Дело было еще зимой. Летал я тогда в зону техники пилотирования. Только оторвал самолет от земли, как кабина моя наполнилась густым черным дымом. И запах такой вонючий, едкий. «Горю», — думаю. Хотел было уже об этом на землю докладывать. Но раздумал. Глянул на приборы — ни один из них о пожаре и намека не подает, хотя они и плавают в дымном призраке. Чего торопиться! поспешишь — людей насмешишь. У летчиков ведь как заведено: лучше синим огнем сгореть, чем опозориться. Я вспомнил, как у нас у одного курсанта на высоте уши заложило, ему показалось, что двигатель смолк, остановился. Он и шарахнулся с высоты с криком и паникой… А как сел — позор на всю Европу…
Разгерметизировал кабину. Сизый дымок неуверенно, кудрявыми струйками потек к расщелинам. Протянуло малость. Сквозь дымчатую поволоку уже отчетливее глазки приборов засветились. Нормально все, и хуже бывает. Честь по чести выполнил задание в зоне. Не совсем спокойно, конечно. Было такое состояние, вроде бы сидел дома голый в ожидании пожара и без ведра воды. Произвел посадку, зарулил самолет на линию заправки. Ожигов ко мне: как машина?

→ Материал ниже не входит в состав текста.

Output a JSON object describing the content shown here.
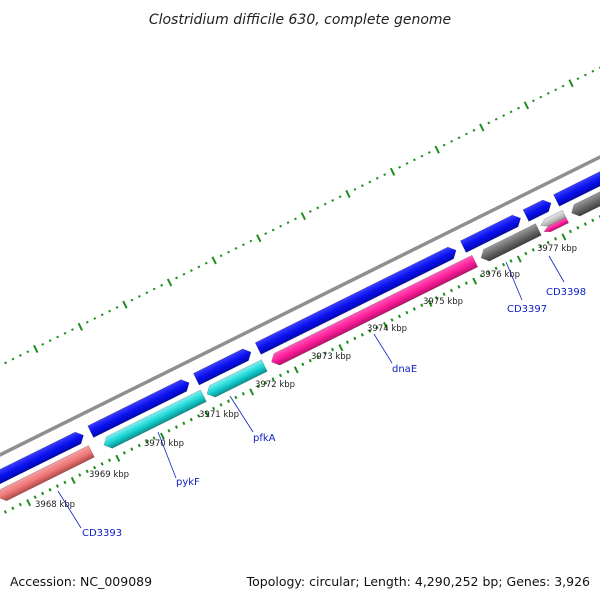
{
  "header": {
    "title": "Clostridium difficile 630, complete genome"
  },
  "footer": {
    "accession": "Accession: NC_009089",
    "summary": "Topology: circular; Length: 4,290,252 bp; Genes: 3,926"
  },
  "colors": {
    "backbone": "#8f8f8f",
    "forward_cds": "#0b10ef",
    "reverse_pink": "#ff1e9c",
    "reverse_salmon": "#f07878",
    "reverse_cyan": "#1cd6d6",
    "reverse_gray": "#6a6a6a",
    "reverse_lightgray": "#c8c8c8",
    "tick": "#1e8f1e",
    "label": "#1020c0"
  },
  "scale": {
    "kbp_labels": [
      "3968 kbp",
      "3969 kbp",
      "3970 kbp",
      "3971 kbp",
      "3972 kbp",
      "3973 kbp",
      "3974 kbp",
      "3975 kbp",
      "3976 kbp",
      "3977 kbp"
    ]
  },
  "genes": [
    {
      "label": "CD3393"
    },
    {
      "label": "pykF"
    },
    {
      "label": "pfkA"
    },
    {
      "label": "dnaE"
    },
    {
      "label": "CD3397"
    },
    {
      "label": "CD3398"
    }
  ]
}
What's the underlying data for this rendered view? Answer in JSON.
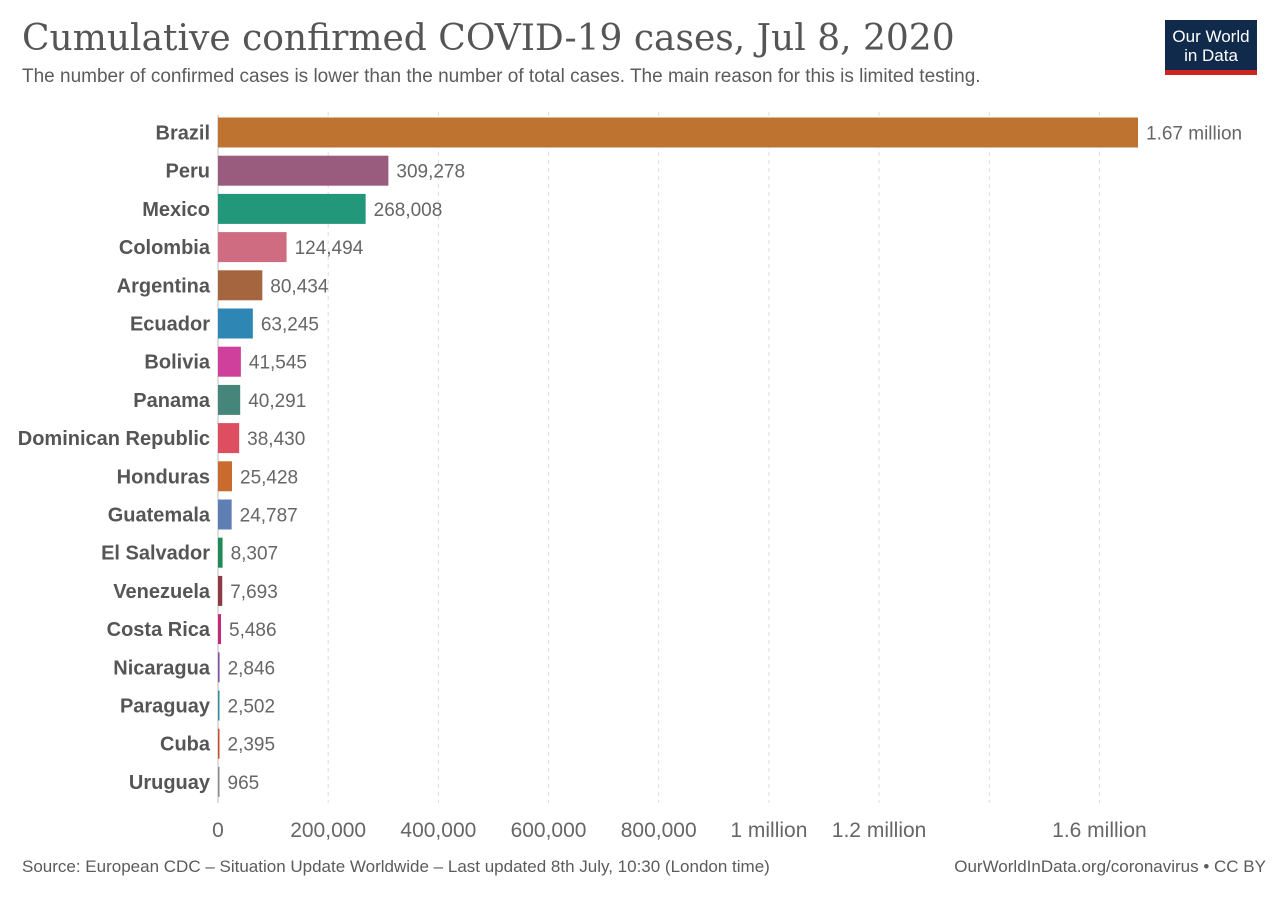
{
  "header": {
    "title": "Cumulative confirmed COVID-19 cases, Jul 8, 2020",
    "subtitle": "The number of confirmed cases is lower than the number of total cases. The main reason for this is limited testing."
  },
  "logo": {
    "line1": "Our World",
    "line2": "in Data",
    "bg_color": "#0f2a4a",
    "accent_color": "#ce261e"
  },
  "footer": {
    "source": "Source: European CDC – Situation Update Worldwide – Last updated 8th July, 10:30 (London time)",
    "right": "OurWorldInData.org/coronavirus • CC BY"
  },
  "chart_data": {
    "type": "bar",
    "orientation": "horizontal",
    "xlim": [
      0,
      1670000
    ],
    "grid": "vertical dashed",
    "ticks": [
      {
        "value": 0,
        "label": "0"
      },
      {
        "value": 200000,
        "label": "200,000"
      },
      {
        "value": 400000,
        "label": "400,000"
      },
      {
        "value": 600000,
        "label": "600,000"
      },
      {
        "value": 800000,
        "label": "800,000"
      },
      {
        "value": 1000000,
        "label": "1 million"
      },
      {
        "value": 1200000,
        "label": "1.2 million"
      },
      {
        "value": 1400000,
        "label": ""
      },
      {
        "value": 1600000,
        "label": "1.6 million"
      }
    ],
    "bars": [
      {
        "category": "Brazil",
        "value": 1670000,
        "label": "1.67 million",
        "color": "#be7331"
      },
      {
        "category": "Peru",
        "value": 309278,
        "label": "309,278",
        "color": "#9a5c7e"
      },
      {
        "category": "Mexico",
        "value": 268008,
        "label": "268,008",
        "color": "#22977a"
      },
      {
        "category": "Colombia",
        "value": 124494,
        "label": "124,494",
        "color": "#cf6c81"
      },
      {
        "category": "Argentina",
        "value": 80434,
        "label": "80,434",
        "color": "#a4653f"
      },
      {
        "category": "Ecuador",
        "value": 63245,
        "label": "63,245",
        "color": "#2d86b3"
      },
      {
        "category": "Bolivia",
        "value": 41545,
        "label": "41,545",
        "color": "#cf3f9c"
      },
      {
        "category": "Panama",
        "value": 40291,
        "label": "40,291",
        "color": "#46867a"
      },
      {
        "category": "Dominican Republic",
        "value": 38430,
        "label": "38,430",
        "color": "#dd4e60"
      },
      {
        "category": "Honduras",
        "value": 25428,
        "label": "25,428",
        "color": "#c96a2e"
      },
      {
        "category": "Guatemala",
        "value": 24787,
        "label": "24,787",
        "color": "#5f7eb4"
      },
      {
        "category": "El Salvador",
        "value": 8307,
        "label": "8,307",
        "color": "#1f8a55"
      },
      {
        "category": "Venezuela",
        "value": 7693,
        "label": "7,693",
        "color": "#8e3a44"
      },
      {
        "category": "Costa Rica",
        "value": 5486,
        "label": "5,486",
        "color": "#c42a79"
      },
      {
        "category": "Nicaragua",
        "value": 2846,
        "label": "2,846",
        "color": "#7c4fa3"
      },
      {
        "category": "Paraguay",
        "value": 2502,
        "label": "2,502",
        "color": "#2a8c9c"
      },
      {
        "category": "Cuba",
        "value": 2395,
        "label": "2,395",
        "color": "#c2502f"
      },
      {
        "category": "Uruguay",
        "value": 965,
        "label": "965",
        "color": "#8a8a8a"
      }
    ]
  }
}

— Посмотри, — говорю спокойно, но неуверенно, — что-то внутри самолета сгорело. В кабину от движка дым тянуло. Черный такой. — Я хотел сплюнуть, но нечем было — во рту пересохло.
Ожигов побледнел. Глаза от удивления поползли под козырек фуражки.
— Мать честная, так это я свою меховую рукавицу в двигательном отсеке оставил? Все обшарил и не нашел. Вот беда, вот беда, — засуетился он.
— Что же так неаккуратно? — упрекнул я. — Еще бы полушубок туда затолкал.
— Сам не знаю, как опростоволосился. Закрутился. Память куриная.
Он стоит и смотрит на меня, а я на него. У Ожигова лицо виноватое, а у меня какое — сам не знаю, наверное, тоже виноватое. Другие как-то могут людей ругать, а я не могу, не умею. Ведь это же люди. «Не нарочно ведь он это сделал, нечаянно. У кого не бывает? Дошурупил-то сразу и честно признался…»
— Гляди, в следующий раз пеняй на себя. Накажу крепко, — пригрозил я. — Безобразие, понимаешь ли! — добавил еще для приличия и записал в контрольном листе: «Замечаний в работе материальной части нет». И роспись свою поставил, заковыристую.
— Ох, и дурень же ты, — отругал меня Генка. — Что ты в прятки играешь? Техник у тебя молодой, его учить и учить надо. А ты губишь его в расцвете лет. Так он тебя в любой момент подкузьмить сможет, ненароком. Привыкнет к неполадкам. Что из того, если его раз-другой поругают? На пользу пойдет. Концы ты скроешь, а швы наружу выйдут. При случае сам доложу. Обижайся не обижайся. Не люблю, когда летчики совершают подвиги по глупости техников. Он где-то что-то недокрутит, недовернет, а потом пилот выкручивается за него в воздухе, из кожи лезет. Глупые это подвиги.